This repository contains a supervised model NERC model for French trained with an extended version of Apache OpenNLP to support PoS features extraction.
This repository folder structure is organized as follows:
- models:
NERC and PoS model for French. The NERC model has the PoS model inside, so the PoS model is not really necessary.
- core:
the source code of the extended Apache OpenNLP library.
- opennlp:
the compiled Apache OpenNLP library with command line utility.
- TSD2014preprint619.pdf:
the paper where the research work is described.
- Java 1.7 or newer
Development requirements:
- Maven 3.0 or newer
Installation is not really necessary you can get started using the OpeNLP command line tool provided in the repository.
You can use the extended OpenNLP version in the same way that the Apache OpenNLP original version described in theDeveloper Documentation.
If you want to train a new NERC model with PoS feature extraction, you have to provide a custom feature generator. The trained NERC model will store the PoS model inside, so the PoS model is no longer needed. You can define a custom feature generator either via API or via an xml descriptor file.
The custom generator must be used for training and for detecting the names. If the feature generation during training time and detection time is different the name finder might not be able to detect names. The following lines show how to construct a custom feature generator:
AdaptiveFeatureGenerator featureGenerator = new CachedFeatureGenerator(
new AdaptiveFeatureGenerator[]{
new WindowFeatureGenerator(new TokenFeatureGenerator(), 2, 2),
new WindowFeatureGenerator(new TokenClassFeatureGenerator(true), 2, 2),
new WindowFeatureGenerator(new PoSFeatureGenerator("/pos-model-path.bin", TagSet.NONE), 2, 2),
new OutcomePriorFeatureGenerator(),
new PreviousMapFeatureGenerator(),
new BigramNameFeatureGenerator(),
new SentenceFeatureGenerator(true, false)
});
The javadoc of the feature generator classes explain what the individual feature generators do. To write a custom feature generator please implement the AdaptiveFeatureGenerator interface or if it must not be adaptive extend the FeatureGeneratorAdapter. The train method which should be used is defined as
public static TokenNameFinderModel train(String languageCode, String type, ObjectStream<NameSample> samples,
TrainingParameters trainParams, AdaptiveFeatureGenerator generator, final Map<String, Object> resources) throws IOException
and can take feature generator as an argument. To detect names the model which was returned from the train method and the feature generator must be passed to the NameFinderME constructor.

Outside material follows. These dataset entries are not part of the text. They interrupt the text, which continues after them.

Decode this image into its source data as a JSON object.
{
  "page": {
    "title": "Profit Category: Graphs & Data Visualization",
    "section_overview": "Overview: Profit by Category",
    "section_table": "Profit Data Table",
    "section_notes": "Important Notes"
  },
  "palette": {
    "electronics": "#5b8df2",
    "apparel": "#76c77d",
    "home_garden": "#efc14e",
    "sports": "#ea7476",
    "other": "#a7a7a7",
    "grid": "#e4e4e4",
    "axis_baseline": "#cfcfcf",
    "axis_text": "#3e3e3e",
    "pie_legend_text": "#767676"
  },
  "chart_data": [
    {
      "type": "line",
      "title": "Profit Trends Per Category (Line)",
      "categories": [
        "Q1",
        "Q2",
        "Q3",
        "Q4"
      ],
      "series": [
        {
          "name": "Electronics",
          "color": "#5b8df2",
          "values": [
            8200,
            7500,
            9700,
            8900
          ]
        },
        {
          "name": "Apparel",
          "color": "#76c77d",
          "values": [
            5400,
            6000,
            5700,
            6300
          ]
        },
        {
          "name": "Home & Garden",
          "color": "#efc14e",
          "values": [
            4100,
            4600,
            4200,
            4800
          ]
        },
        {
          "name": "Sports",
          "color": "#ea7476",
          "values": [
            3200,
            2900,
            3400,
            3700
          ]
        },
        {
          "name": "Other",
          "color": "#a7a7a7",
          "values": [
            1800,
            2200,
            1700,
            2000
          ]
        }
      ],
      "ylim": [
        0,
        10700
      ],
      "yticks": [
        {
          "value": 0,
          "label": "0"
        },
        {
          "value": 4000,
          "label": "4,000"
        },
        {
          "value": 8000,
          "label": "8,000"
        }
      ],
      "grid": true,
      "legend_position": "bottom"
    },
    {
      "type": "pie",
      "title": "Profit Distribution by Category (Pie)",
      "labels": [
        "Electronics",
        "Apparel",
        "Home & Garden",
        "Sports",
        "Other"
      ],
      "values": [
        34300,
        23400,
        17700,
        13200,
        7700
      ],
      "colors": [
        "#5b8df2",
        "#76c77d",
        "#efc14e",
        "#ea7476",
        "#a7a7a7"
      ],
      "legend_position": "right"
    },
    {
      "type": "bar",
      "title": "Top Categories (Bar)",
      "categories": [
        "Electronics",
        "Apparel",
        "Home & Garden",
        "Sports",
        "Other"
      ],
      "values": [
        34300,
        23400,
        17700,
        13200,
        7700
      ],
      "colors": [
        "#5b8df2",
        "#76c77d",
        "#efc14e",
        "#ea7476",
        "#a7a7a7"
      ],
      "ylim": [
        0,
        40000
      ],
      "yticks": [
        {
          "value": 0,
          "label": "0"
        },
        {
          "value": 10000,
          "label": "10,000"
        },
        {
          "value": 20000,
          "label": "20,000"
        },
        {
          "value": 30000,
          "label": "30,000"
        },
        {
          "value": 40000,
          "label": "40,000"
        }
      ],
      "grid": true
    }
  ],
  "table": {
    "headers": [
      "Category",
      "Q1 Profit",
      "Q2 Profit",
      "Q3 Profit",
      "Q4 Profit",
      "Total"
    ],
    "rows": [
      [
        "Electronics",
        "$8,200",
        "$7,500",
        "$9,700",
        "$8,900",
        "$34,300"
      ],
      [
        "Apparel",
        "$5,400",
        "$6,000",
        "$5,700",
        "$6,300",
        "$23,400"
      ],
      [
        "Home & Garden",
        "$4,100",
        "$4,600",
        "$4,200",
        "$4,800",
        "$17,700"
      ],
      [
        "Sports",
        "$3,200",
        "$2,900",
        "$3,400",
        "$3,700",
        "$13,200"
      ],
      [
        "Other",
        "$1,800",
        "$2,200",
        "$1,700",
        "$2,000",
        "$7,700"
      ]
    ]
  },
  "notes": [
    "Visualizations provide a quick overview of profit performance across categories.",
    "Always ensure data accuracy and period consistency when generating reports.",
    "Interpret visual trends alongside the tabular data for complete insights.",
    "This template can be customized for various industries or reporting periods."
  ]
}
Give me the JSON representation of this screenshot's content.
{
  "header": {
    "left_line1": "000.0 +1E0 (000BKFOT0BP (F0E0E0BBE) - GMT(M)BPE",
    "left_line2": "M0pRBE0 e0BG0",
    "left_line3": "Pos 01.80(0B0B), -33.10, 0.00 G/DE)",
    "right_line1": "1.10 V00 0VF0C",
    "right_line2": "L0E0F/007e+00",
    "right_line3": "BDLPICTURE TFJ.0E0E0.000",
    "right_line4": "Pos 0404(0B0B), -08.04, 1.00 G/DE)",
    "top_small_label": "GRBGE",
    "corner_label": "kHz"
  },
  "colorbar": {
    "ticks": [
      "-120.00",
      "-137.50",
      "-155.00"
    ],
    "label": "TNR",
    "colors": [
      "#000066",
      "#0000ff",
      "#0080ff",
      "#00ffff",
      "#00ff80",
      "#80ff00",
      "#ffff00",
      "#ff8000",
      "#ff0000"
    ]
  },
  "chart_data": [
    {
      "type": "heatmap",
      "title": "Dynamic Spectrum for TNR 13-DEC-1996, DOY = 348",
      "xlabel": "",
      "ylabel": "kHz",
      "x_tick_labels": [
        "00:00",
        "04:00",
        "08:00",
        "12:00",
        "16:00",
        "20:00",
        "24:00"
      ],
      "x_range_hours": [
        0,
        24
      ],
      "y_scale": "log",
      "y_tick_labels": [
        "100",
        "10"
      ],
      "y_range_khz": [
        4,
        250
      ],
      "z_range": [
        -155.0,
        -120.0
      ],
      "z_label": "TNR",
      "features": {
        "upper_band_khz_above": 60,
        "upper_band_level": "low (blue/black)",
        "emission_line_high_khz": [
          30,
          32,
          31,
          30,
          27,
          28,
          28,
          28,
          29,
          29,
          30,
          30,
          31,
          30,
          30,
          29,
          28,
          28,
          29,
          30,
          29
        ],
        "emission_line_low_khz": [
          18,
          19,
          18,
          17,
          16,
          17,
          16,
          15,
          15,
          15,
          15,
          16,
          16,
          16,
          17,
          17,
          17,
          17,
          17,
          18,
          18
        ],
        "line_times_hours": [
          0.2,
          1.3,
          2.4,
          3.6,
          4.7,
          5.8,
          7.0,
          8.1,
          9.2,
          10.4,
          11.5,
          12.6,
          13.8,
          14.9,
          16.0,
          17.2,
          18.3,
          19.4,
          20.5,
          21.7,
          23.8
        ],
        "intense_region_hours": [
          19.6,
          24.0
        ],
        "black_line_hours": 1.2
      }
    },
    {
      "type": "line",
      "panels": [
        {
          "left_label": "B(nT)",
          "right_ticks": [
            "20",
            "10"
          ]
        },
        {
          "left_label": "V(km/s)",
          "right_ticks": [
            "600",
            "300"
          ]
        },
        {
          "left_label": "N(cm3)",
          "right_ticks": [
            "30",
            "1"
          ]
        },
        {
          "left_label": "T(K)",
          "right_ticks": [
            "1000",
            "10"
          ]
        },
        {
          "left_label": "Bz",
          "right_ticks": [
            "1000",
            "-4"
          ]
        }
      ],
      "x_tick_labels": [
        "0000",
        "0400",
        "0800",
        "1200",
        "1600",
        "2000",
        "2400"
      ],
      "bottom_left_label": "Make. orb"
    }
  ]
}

new NameFinderME(model, featureGenerator, NameFinderME.DEFAULT_BEAM_SIZE);
OpenNLP can also use a xml descriptor file to configure the feature generation. The descriptor file is stored inside the model after training and the feature generators are configured correctly when the name finder is instantiated. The following sample shows a xml descriptor:
<generators>
<cache>
<generators>
<window prevLength = "2" nextLength = "2">
<tokenclass/>
</window>
<window prevLength = "2" nextLength = "2">
<token/>
</window>
<window prevLength = "2" nextLength = "2">
<pos model="/pos-model-path.bin"/>
</window>
<definition/>
<prevmap/>
<bigram/>
<sentence begin="true" end="false"/>
</generators>
</cache>
</generators>
The root element must be generators, each sub-element adds a feature generator to the configuration. The sample xml is equivalent to the generators defined by the API above.
The following table shows the supported elements:
Element | Aggregated | Attributes |
---|---|---|
generators | yes | none |
cache | yes | none |
pos | no | model specify the PoS model path |
charngram | no | min and max specify the length of the generated character ngrams |
definition | no | none |
dictionary | no | dict is the key of the dictionary resource to use, and prefix is a feature prefix string |
prevmap | no | none |
sentence | no | begin and end to generate begin or end features, both are optional and are boolean values |
tokenclass | no | none |
token | no | none |
bigram | no | none |
tokenpattern | no | none |
window | yes | prevLength and nextLength must be integers ans specify the window size |
custom | no | class is the name of the feature generator class which will be loaded |
Aggregated feature generators can contain other generators, like the cache or the window feature generator in the sample.
The source code is a Maven project, go to the core/ folder and execute this command:
$ mvn package
Firt, you need to install the source code into your local Maven repository. Go to the core/ folder and execute this command:
$ mvn install
Now you can add the extended library as Maven dependency:
<dependency>
<groupId>org.vicomtech</groupId>
<artifactId>opennlp-tools</artifactId>
<version>custom-0.0.1</version>
</dependency>
- Pull it
- Create your feature branch (
git checkout -b features/my-new-feature
) - Commit your changes (
git commit -am 'Add some feature'
) - Push to the branch (
git push origin features/my-new-feature
) - If you're confident, merge your changes into master.